Дверь к ставкам за Ковригиным замкнули. И любопытствующая муха не имела возможности взглянуть на движения его рук. Никакой это был не зал, а словно бы коридор. Или пенал. С будто бы подсвеченными картинками игровых автоматов. Но подсвечивались лица объектов игры (а может, и не игры?). Свет дергался, пропадал, вспыхивал, в пестроте цветовых пятен Ковригин толком не мог понять, какие лица именно перед ним. Ему стало не по себе. «А пошла бы вся чушь! Не всё ли равно!» – подумал Ковригин, закрыл глаза и пропихнул жетон в одно из нащупанных им отверстий.
– Всё! – объявил он в микрофон бронированной двери. – Ставка сделана!
И был выпущен.
«А теперь в „Лягушки“! – постановил Ковригин. – И немедленно!»
Но был остановлен при выходе из театра деликатной рукой сударыни Веры.
– Александр Андреевич, – сказала Вера, – а я ведь пригласила вас на обсуждение и фуршет…
– Что мне там делать? – грубо сказал Ковригин. И тут же почувствовал, что слова его обидели женщину.
– Просто побыть моим кавалером, – кротко вымолвила Вера.
– Хорошо, – кивнул Ковригин. – Вы, кажется, сказали, что имеете к спектаклю отношение…
– Мои афиши на тумбах…
– Они мне понравились! – искренне заявил Ковригин. – Значит, вы – В. Антонова?

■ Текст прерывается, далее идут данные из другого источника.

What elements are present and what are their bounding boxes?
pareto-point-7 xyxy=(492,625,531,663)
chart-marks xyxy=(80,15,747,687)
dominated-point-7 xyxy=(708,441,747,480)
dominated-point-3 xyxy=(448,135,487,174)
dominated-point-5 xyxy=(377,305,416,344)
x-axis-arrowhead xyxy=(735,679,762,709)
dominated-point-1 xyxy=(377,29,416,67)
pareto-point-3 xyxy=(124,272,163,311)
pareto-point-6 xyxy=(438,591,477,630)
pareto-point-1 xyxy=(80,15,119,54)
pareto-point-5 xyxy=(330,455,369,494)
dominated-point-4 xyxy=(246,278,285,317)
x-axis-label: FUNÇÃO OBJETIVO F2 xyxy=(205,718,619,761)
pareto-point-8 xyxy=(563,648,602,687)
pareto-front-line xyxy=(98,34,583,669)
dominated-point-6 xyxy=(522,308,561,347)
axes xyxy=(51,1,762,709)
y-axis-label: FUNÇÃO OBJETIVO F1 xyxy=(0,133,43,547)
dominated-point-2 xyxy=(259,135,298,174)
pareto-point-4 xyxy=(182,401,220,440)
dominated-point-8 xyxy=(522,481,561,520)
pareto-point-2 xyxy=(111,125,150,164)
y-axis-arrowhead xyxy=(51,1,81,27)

– Да. Антонова Вера Алексеевна. Если вам неловко называть меня Верой. Афиши мои. И два костюма со старых вешалок я перешила. Но это как бы подпольно. Не для афиши. А для приятных мне актрис.
– И этот, Маринин, красного бархата, гусарский? – вопросительно предположил Ковригин.
– С этим-то мне особенно интересно было повозиться, – сказала Антонова.
– Замечательная работа!
– И девушка замечательная! – обрадовалась Антонова. – Хотите, я вас с ней сейчас познакомлю?
– Замечательная девушка! – подтвердила Долли, заточившая себя на срок в молчании или будто бы посчитавшая себя несущественной в разговоре, для неё, впрочем, занимательном. – Замечательная! С придурью, конечно, и с капризами. Но и со здравыми расчетами. Так что не обольщайтесь.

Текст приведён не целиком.